I think I've gone over to the dark side.

Thursday, February 21, 2013

The word 'Irony' is used too often, and often wrong.

Wednesday, February 20, 2013

I'm so fucking sick of being poor. I know I've made some bad decisions in my life and I totally have the 'Spend all your money today cos you are going to die tomorrow' mindset. BUT THAT'S GONNA CHANGE. I DON'T WANNA BE POOR ANYMORE I AM FUCKING SICK OF IT I CAN'T DO ANYTHING AT ALL UGHHHHHHHHH

Saturday, February 16, 2013

in the foulest of moods today. i hate confrontations.

Friday, February 15, 2013

All things happen for a reason

why, hello. 

my days have been good. i think i got more than i deserved and sometimes i dont know how to appreciate it. 

i have been plagued with the problems of my friends and i use the word plague because it really seems like it. and suddenly all of us are in this sad vortex with the suction force of quicksand. misery loves company. but as i listen to their problems and track back to how many times they have been whining about the same thing since forever, i realise that without our past mistakes and experiences they would have never learnt and grow from there. 

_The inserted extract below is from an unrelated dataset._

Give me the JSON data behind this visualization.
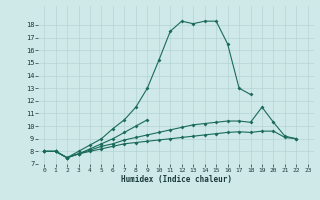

its common to hear people say these words of comfort 'all things happen for a reason' but we dont actually understand and be grateful for what happened before. like i know of this girl who fell out with all of her bitch girlfriends for this guy because one of them bitches decided to spread the word that she stole him from her. and this friend of mine was sad for a long time. but like the chinese say, if the old ones dont go the new ones wont come. im not saying friends are disposable and as long as better ones come along you kick aside your old friends. but if they turn their backs on you, dont even bother. and this girl is now happily with this other guy and has a ton of other new friends who are not so immature. and i'll bet that if she looks back at her life now she'll be grateful they fell out with her because if they didn't, she wouldn't have learnt the difference between true friends and those who are not. 

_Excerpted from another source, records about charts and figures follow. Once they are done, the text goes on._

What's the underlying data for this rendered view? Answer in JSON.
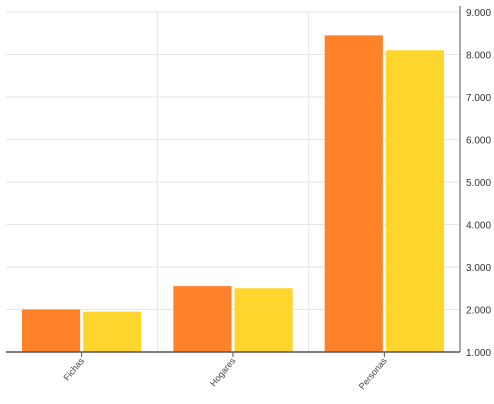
{
  "chart_data": {
    "type": "bar",
    "categories": [
      "Fichas",
      "Hogares",
      "Personas"
    ],
    "series": [
      {
        "values": [
          2000,
          2550,
          8450
        ]
      },
      {
        "values": [
          1950,
          2500,
          8100
        ]
      }
    ],
    "title": "",
    "xlabel": "",
    "ylabel": "",
    "ylim": [
      1000,
      9000
    ],
    "yticks": [
      "1.000",
      "2.000",
      "3.000",
      "4.000",
      "5.000",
      "6.000",
      "7.000",
      "8.000",
      "9.000"
    ],
    "y_axis_side": "right",
    "grid": true,
    "colors": [
      "#ff8128",
      "#fdd52d"
    ],
    "grid_color": "#e6e6e6",
    "axis_color": "#555555"
  }
}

without your present you wouldn't have your future. its funny but i feel that i am right where i am supposed to be right now. i dont regret that i didn't go to a better university; i dont regret any of my past relationships; i dont regret spending my money frivolously; i dont regret falling out with any of my enemies. 

i could be a better person and i WILL be, in the future when i learn from other mistakes. its true that you are in control of your destiny and if you study hard and become a millionaire now you earned it. but if you dont and you choose a different path, dont worry. you would have your day in the sun if you choose wisely. there are no wrong choices, only choices that have not been made. and most importantly, dont be a pussy. be ready to face the consequences for whatever choice you make cos lets face it, karma can be and will be a bitch. 


okay im done with my pointless post. HAHA bye now. 

Tuesday, February 5, 2013

trollolololll. I will never understand why I'm not a people person. I don't believe that you can be anything you wanna be as long as you put your mind to it. No one can totally change their character just because they set their heart on it. Like Lady Gaga said, you were born this way.

Monday, February 4, 2013

hi all :)

thought i'd do a small update. 

i have an important interview tomorrow and if it goes well i will have a job on by wednesday. im pretty excited about it. i mean, i think this is it. and its for a well known MNC. so i guess god is really throwing me a lifeline here. although i will miss chilling at night and doing nothing all day, i'm actually really excited to start working and earn my own keeps. money is kinda the source of all my problems now so i think it'll be quite a relief for me. fingers crossed!

josh finally got an iPhone! it feels weird whatsapping him though. and he's constantly playing some stupid games on his phone. so i guess there's good and bad. 

i think im really lucky to have josh and g in my life. given that i am not an easy person to get along with and even my family hates me, i think those 2 have the tolerance level of a deity.